マニング式は、開水路(川や水路など、上面が大気に開放された流れ)における流速・流量を計算するための基本公式です。1889年にアイルランドの技術者ロバート・マニングが提唱しました。

土木設計の実務では、排水路の断面設計や河川の流量計算など、幅広い場面で使われる重要な式です。

📌 ポイント

マニング式は「流速=断面形状×勾配×粗さ」という考え方をシンプルな数式で表したものです。計算が簡単で実用性が高いため、現在も最もよく使われる流量計算式の一つです。

式の構成と各パラメータ

マニング式は以下のように表されます。

V = (1/n) × R^(2/3) × I^(1/2)
Q = A × V

各記号の意味は以下の通りです。

記号 名称 単位 説明
V 平均流速 m/s 断面における平均的な流れの速さ
n 粗度係数 水路壁面の粗さを表す係数。大きいほど流れにくい
R 径深 m 流水断面積 ÷ 潤辺(水と接している長さ)
I 動水勾配 水路の底面勾配(通常 1/100 → 0.01 のように入力)
Q 流量 m³/s 単位時間あたりに流れる水の体積
A 流水断面積 水が流れている部分の断面積

粗度係数の目安

粗度係数 n は、水路の材質や表面の状態によって異なります。
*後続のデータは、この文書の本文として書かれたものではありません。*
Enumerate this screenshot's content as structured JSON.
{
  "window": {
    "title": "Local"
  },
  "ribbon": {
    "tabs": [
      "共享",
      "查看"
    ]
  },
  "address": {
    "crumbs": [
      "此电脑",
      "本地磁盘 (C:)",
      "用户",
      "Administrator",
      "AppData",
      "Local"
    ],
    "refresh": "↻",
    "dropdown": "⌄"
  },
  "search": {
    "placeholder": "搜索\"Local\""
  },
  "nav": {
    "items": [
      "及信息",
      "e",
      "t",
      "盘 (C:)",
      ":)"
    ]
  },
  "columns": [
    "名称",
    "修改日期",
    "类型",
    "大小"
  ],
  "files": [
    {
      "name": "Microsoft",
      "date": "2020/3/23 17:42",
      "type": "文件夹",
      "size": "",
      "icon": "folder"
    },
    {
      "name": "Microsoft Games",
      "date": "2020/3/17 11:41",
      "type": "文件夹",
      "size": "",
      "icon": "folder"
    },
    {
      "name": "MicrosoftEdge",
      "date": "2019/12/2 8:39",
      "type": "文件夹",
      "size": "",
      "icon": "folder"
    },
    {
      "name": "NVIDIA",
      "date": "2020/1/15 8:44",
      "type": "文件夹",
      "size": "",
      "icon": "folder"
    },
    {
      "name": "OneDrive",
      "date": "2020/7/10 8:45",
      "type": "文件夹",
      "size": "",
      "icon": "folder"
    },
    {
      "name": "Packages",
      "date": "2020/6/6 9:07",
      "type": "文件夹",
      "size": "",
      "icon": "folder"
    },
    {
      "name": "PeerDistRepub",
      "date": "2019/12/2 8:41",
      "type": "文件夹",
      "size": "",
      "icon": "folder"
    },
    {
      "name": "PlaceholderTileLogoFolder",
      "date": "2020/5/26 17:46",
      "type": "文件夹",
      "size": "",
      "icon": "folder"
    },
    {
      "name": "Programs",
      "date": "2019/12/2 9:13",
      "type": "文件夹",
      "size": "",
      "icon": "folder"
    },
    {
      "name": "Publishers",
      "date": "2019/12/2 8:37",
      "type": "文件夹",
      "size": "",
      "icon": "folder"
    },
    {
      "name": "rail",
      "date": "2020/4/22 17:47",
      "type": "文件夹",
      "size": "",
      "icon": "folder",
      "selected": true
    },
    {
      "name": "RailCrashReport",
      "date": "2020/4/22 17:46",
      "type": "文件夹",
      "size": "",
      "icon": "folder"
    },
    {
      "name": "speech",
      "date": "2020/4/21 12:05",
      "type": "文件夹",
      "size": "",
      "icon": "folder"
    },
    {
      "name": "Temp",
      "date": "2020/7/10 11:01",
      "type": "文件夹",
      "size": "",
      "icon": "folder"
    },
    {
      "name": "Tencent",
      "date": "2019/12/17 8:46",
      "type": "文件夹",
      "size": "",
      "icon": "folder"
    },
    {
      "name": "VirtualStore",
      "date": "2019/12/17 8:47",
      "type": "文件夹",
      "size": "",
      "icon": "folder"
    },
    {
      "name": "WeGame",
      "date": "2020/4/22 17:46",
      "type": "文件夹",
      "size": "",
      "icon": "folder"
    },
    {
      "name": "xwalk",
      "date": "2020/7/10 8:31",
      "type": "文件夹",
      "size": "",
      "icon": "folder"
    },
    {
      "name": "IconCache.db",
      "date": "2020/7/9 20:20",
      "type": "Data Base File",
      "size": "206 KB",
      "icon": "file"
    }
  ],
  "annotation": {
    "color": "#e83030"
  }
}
実務でよく使う代表的な値を以下に示します。

水路の種類 n の目安
コンクリート水路(良好)0.013
コンクリート水路(標準)0.015
石積み水路0.025〜0.030
土水路(整形)0.020〜0.025
自然河川(直線・整正)0.025〜0.033
自然河川(蛇行・草木あり)0.033〜0.050
⚠️ 注意

粗度係数は設計基準や施工状態によって異なります。重要な構造物の設計では、必ず適用する設計基準書の値を確認してください。

実務での使い方

マニング式の実務での典型的な使用場面は以下の3パターンです。

  1. 断面設計:計画流量が決まっており、必要な断面寸法を求める
  2. 流量照査:既存断面に対して、流せる流量を確認する
  3. 流速確認:流速が許容範囲内かチェックする(侵食・堆砂の判定)

計算ツールを使えば、これらの計算をブラウザ上で素早く行うことができます。

まとめ

マニング式は、開水路の流量・流速計算における基本中の基本です。

✅ まとめポイント

マニング式を正しく使うためには、粗度係数 n の選定が最も重要です。設計基準書を確認しながら、適切な値を採用するようにしましょう。